One-third of Rohingya refugee families in Bangladesh vulnerable, UN agency finds
Staff from the Office of the UN High Commissioner for Refugees interview Rohingyas at a UNHCR transit center in Bangladesh. Photo: UNHCR/Roger Arnold |
By UN News
November 8, 2017
The innovative data collection technology employed by the United Nations refugee agency for the first stage of Rohingya family counting in Bangladesh has revealed a worrying statistic: one-third of the refugee population is vulnerable.
“In an innovative and revealing family counting exercise, UNHCR [the Office of the UN High Commissioner for Refugees] teams found that one-third of the families are vulnerable,” Duniya Aslam Khan, UNHCR spokesperson told reporters at the regular press briefing in Geneva.
Ms. Khan said that “14 per cent are single mothers holding their families together with little support in harsh camp conditions. Others are struggling with serious health problems or disabilities.”
There is also a high proportion of elderly people at risk, unaccompanied and separated children – some of them taking care of younger siblings.

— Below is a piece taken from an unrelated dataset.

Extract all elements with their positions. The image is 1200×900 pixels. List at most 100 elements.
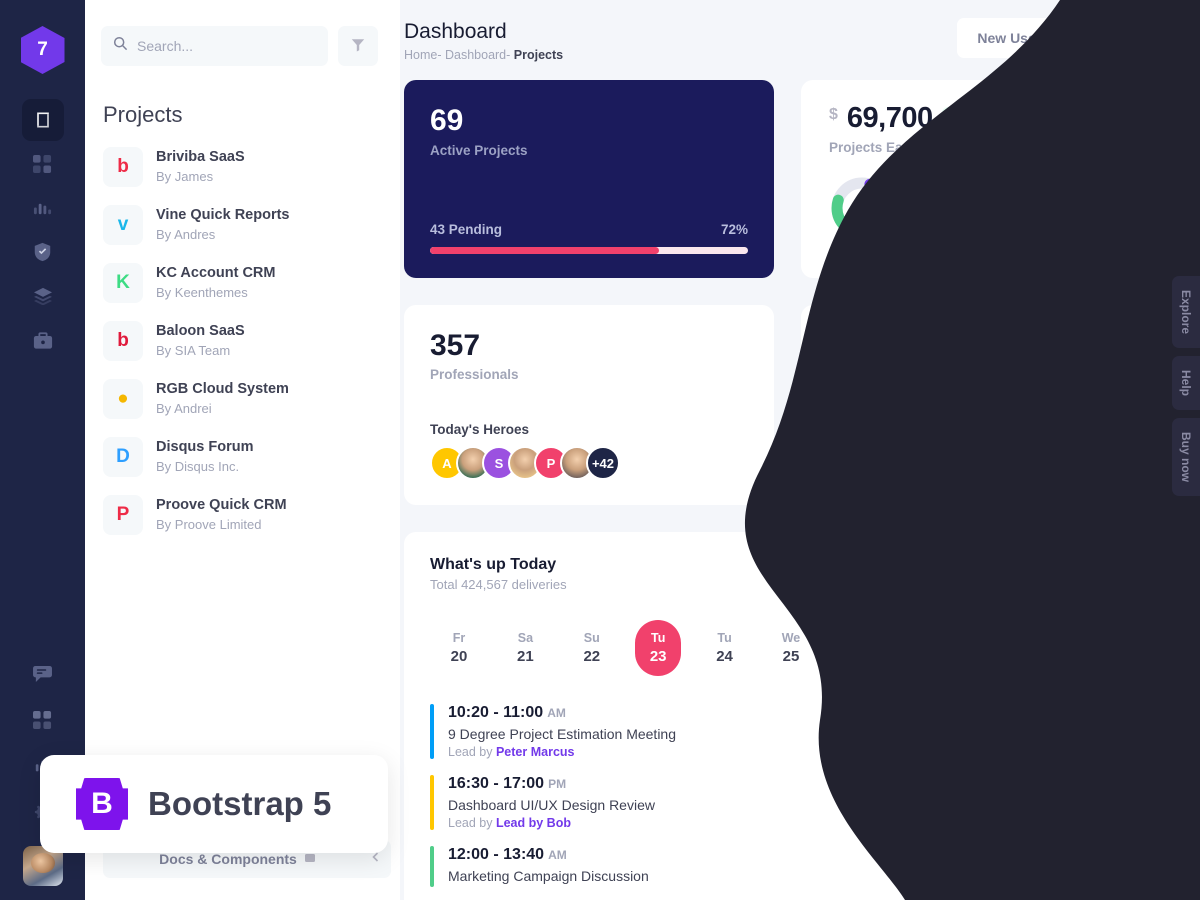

Children and women have made up more than half of the total population.
The individual biometric registration exercise, conducted by UNHCR and Bangladesh’s Refugee Relief and Repatriation Commission (RRRC), took place in the Kutupalong camp, makeshift and extension areas and Balukhali makeshift areas and is now extending to further south.
More than 100 UNHCR-hired enumerators have so far gathered data on 120,284 families comprising 517,643 refugees.
This emergency registration was made successful thanks to the new data collecting technology.
The geo-tagged data collection device was designed to use GPS even without network coverage, making data consolidation and analysis more efficient.
The barcoded RRRC Family Counting Card has also given a shape to Rohingya refugees living in Bangladesh in terms of demography and location.
“Because the refugees are still on the move and site zoning is still in progress, the enumerators visit their shelters individually, meaning that refugees do not have to queue to be counted,” Ms. Khan explained.